Getting Small Again: A 67-Year-Old’s Love Letter to a 125

I’m 67, I’ve been riding bikes since before some of today’s influencers were a
twinkle in their algorithm, and I own three “proper” motorcycles: an Indian Scout,
a 26-year-old Triumph Bonneville, and a BMW F750 GS.

And yet, the key I will be often reaching out for belongs to a KTM Duke 125cc.

On paper, that makes no sense. The Scout has lazy, glorious torque and presence.
The Bonnie has soul, oil stains and a history with my name scribbled all over it. The
BMW will eat miles all day, two-up, with luggage and a self-satisfied whirr from its
electronics.

The KTM? Fifteen horsepower, a thimble of an engine, and technically aimed at
people who still live with their parents and revise for theory tests.

So why does an old bloke like me care so much about a 125?

Power, Weight and the Humbling of the Ego

When you’ve spent decades with “big bikes”, power becomes part of your identity.
You get used to the roll-on overtake, the lazy fifth-gear pull up a hill, the sense that
you could go far faster than you should.

The 125 throws all of that into the bin.

On a Duke (or any decent 125), power isn’t a background hum, it’s a finite resource
you manage. Every overtake becomes a conscious, planned act: “What’s the gap?
What’s the gradient? What’s the wind doing?” It’s less Top Gear fantasy, more
applied physics.

But then there’s the weight.

The Scout and the BMW are wonderful until they’re not – which is usually at
walking pace, on a cambered petrol station forecourt, or performing that awkward
three-point turn you didn’t plan for. At 67, you feel all of that in your lower back
and your confidence.

The KTM, by contrast, is like going back to your first bicycle after years of driving a
van. You can push it around with one hand. U-turn on a narrow lane? Easy. Feet up
almost the whole time. Gravel in a car park? Mildly annoying rather than cardiacevent territory.

Light weight doesn’t just change how a bike rides; it changes how you feel about
riding. It puts a chunk of confidence back in the bank.

Speed, Roads and Learning to Choose Your Battles

A 125 will sit at 55–60 mph happily, maybe more if the wind gods approve, but
that’s about it. You very quickly stop thinking in terms of “How fast can I get
there?” and start thinking “What’s the nicest way to get there, at 55 mph?”

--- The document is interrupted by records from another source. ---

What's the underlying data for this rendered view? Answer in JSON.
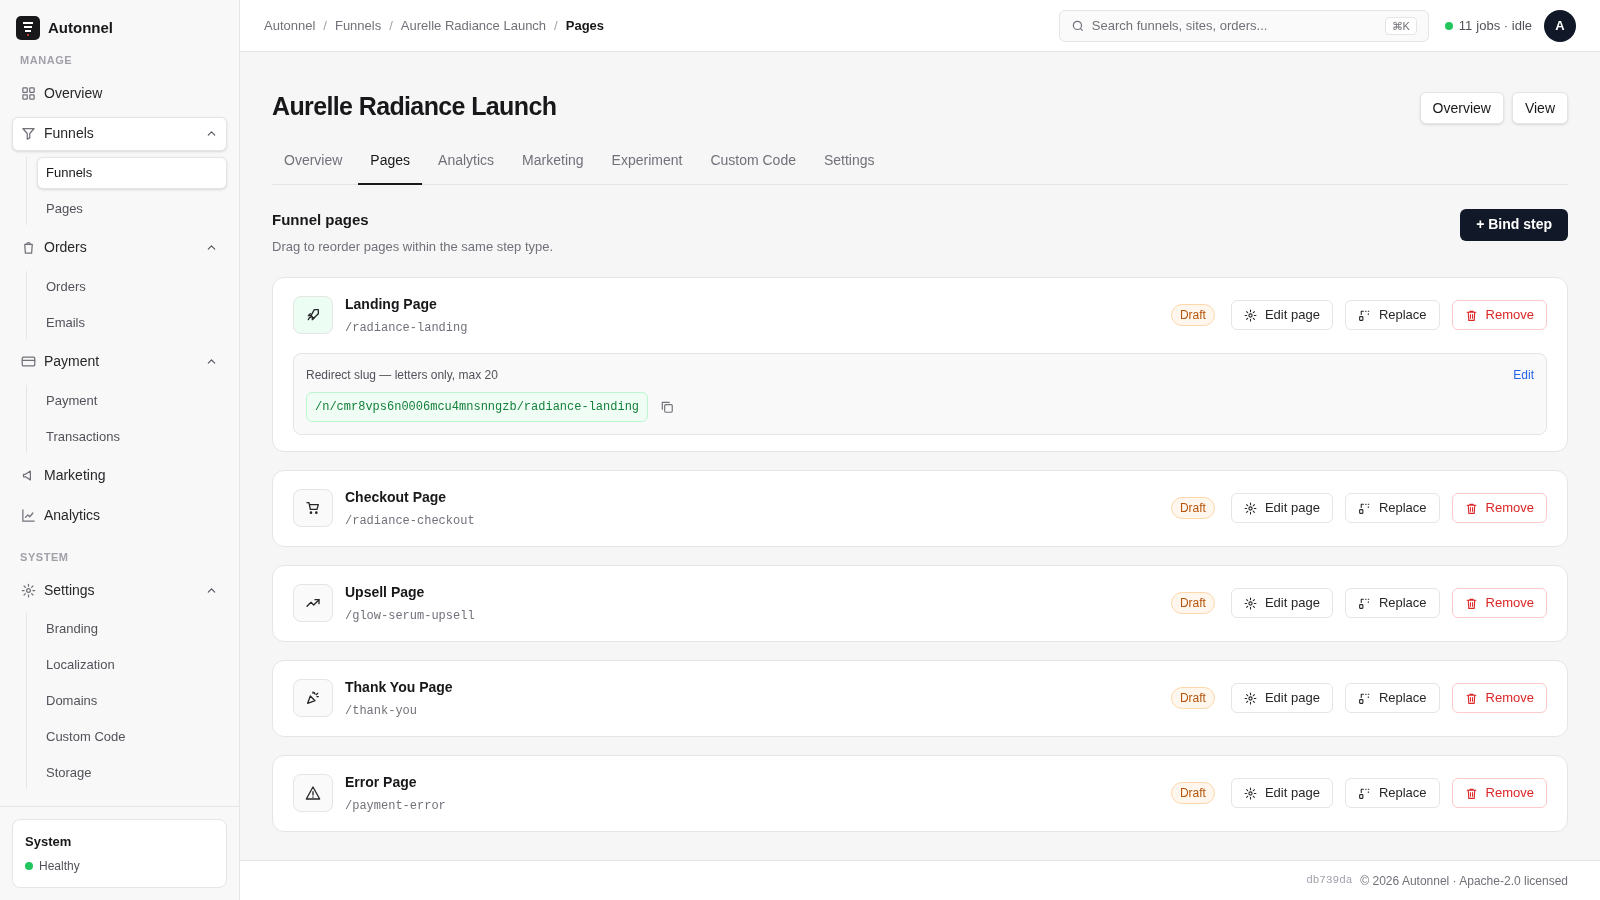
{
  "brand": {
    "name": "Autonnel"
  },
  "sidebar": {
    "sections": [
      {
        "heading": "MANAGE",
        "items": [
          {
            "label": "Overview",
            "selected": false
          },
          {
            "label": "Funnels",
            "selected": true,
            "expanded": true,
            "children": [
              {
                "label": "Funnels",
                "selected": true
              },
              {
                "label": "Pages",
                "selected": false
              }
            ]
          },
          {
            "label": "Orders",
            "selected": false,
            "expanded": true,
            "children": [
              {
                "label": "Orders",
                "selected": false
              },
              {
                "label": "Emails",
                "selected": false
              }
            ]
          },
          {
            "label": "Payment",
            "selected": false,
            "expanded": true,
            "children": [
              {
                "label": "Payment",
                "selected": false
              },
              {
                "label": "Transactions",
                "selected": false
              }
            ]
          },
          {
            "label": "Marketing",
            "selected": false
          },
          {
            "label": "Analytics",
            "selected": false
          }
        ]
      },
      {
        "heading": "SYSTEM",
        "items": [
          {
            "label": "Settings",
            "selected": false,
            "expanded": true,
            "children": [
              {
                "label": "Branding",
                "selected": false
              },
              {
                "label": "Localization",
                "selected": false
              },
              {
                "label": "Domains",
                "selected": false
              },
              {
                "label": "Custom Code",
                "selected": false
              },
              {
                "label": "Storage",
                "selected": false
              }
            ]
          }
        ]
      }
    ],
    "system_card": {
      "title": "System",
      "status": "Healthy",
      "color": "#22c55e"
    }
  },
  "breadcrumbs": {
    "separator": "/",
    "items": [
      "Autonnel",
      "Funnels",
      "Aurelle Radiance Launch",
      "Pages"
    ]
  },
  "search": {
    "placeholder": "Search funnels, sites, orders...",
    "shortcut": "⌘K"
  },
  "jobs": {
    "count": "11",
    "text": "jobs · idle",
    "color": "#22c55e"
  },
  "avatar": "A",
  "page": {
    "title": "Aurelle Radiance Launch",
    "actions": [
      "Overview",
      "View"
    ]
  },
  "tabs": [
    {
      "label": "Overview",
      "selected": false
    },
    {
      "label": "Pages",
      "selected": true
    },
    {
      "label": "Analytics",
      "selected": false
    },
    {
      "label": "Marketing",
      "selected": false
    },
    {
      "label": "Experiment",
      "selected": false
    },
    {
      "label": "Custom Code",
      "selected": false
    },
    {
      "label": "Settings",
      "selected": false
    }
  ],
  "section": {
    "title": "Funnel pages",
    "subtitle": "Drag to reorder pages within the same step type.",
    "button": "+ Bind step"
  },
  "pages": [
    {
      "title": "Landing Page",
      "slug": "/radiance-landing",
      "status": "Draft",
      "buttons": [
        "Edit page",
        "Replace",
        "Remove"
      ],
      "redirect": {
        "label": "Redirect slug — letters only, max 20",
        "link": "Edit",
        "value": "/n/cmr8vps6n0006mcu4mnsnngzb/radiance-landing"
      }
    },
    {
      "title": "Checkout Page",
      "slug": "/radiance-checkout",
      "status": "Draft",
      "buttons": [
        "Edit page",
        "Replace",
        "Remove"
      ]
    },
    {
      "title": "Upsell Page",
      "slug": "/glow-serum-upsell",
      "status": "Draft",
      "buttons": [
        "Edit page",
        "Replace",
        "Remove"
      ]
    },
    {
      "title": "Thank You Page",
      "slug": "/thank-you",
      "status": "Draft",
      "buttons": [
        "Edit page",
        "Replace",
        "Remove"
      ]
    },
    {
      "title": "Error Page",
      "slug": "/payment-error",
      "status": "Draft",
      "buttons": [
        "Edit page",
        "Replace",
        "Remove"
      ]
    }
  ],
  "footer": {
    "commit": "db739da",
    "text": "© 2026 Autonnel · Apache-2.0 licensed"
  }
}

That simple shift changes everything.

On the Scout or the BMW, there’s always a little temptation to stretch the throttle on
A-roads, to use the power that’s there. On the KTM, dual carriageways and
motorways are something you use sparingly or avoid altogether. You become a
connoisseur of B-roads and lanes, of back-way routes the satnav thinks are a
mistake.

At 67, that actually suits me. The joy now is in the journey: the hedge-lined lanes,
the surprise café, the sea suddenly appearing at the end of a road you didn’t know.
A 125 forces you off the big, angry roads and into the little human ones.

Is it slower? Yes.

Does it matter? Less and less, the older I get.

Not a Learner, But Still Learning

KTM didn’t design this bike with someone like me in mind. The marketing shots
are all sharp-jawed youth in skinny jeans and trainers, not a bloke with reading
glasses and a favourite armchair.

But that’s the quiet magic of a small bike: it doesn’t care how old you are.

As a non-learner, the 125 isn’t a stepping stone, it’s a deliberate choice. That makes
you ride it differently. You’re not dreaming of “moving up”; you’re asking, “What
can this little thing teach me?”

It teaches smoothness. Momentum. Planning. Patience.

It punishes lazy gear selection and rewards flow.

In a strange way, it reconnects you with why you started riding in the first place:
not to dominate the road, but to be on it – feeling every bend, every camber, every
gust of wind.

Bigger Than It Looks (And Better Than You Think)

The other lovely thing about the KTM is that it looks bigger than it is. To most nonbikers, it just looks like “a motorbike”. You don’t feel like you’ve turned up on your grandson’s scooter. You can still park it outside a café with a straight face.

For me, this 125 isn’t a downgrade. It’s a recalibration.

I still love the Scout for summer evenings, the Bonnie for nostalgia and tinkering,
the BMW for long, purposeful journeys. But the KTM has become my everyday
companion – the bike that makes a trip to the shops feel like a tiny adventure and a
150-mile day feel achievable, not exhausting.

At 67, with a heart that’s had negotiations with the cardiologists, that matters. The
light weight, the modest speed, the playful feel – all of it helps keep me riding, not
just remembering when I used to.

In the end, the 125 isn’t about age, or status, or cylinder count.

It’s about this simple, stubborn truth:

If a small, nippy, slightly ridiculous-looking bike keeps you out on the road,
grinning under your helmet, then it’s big enough.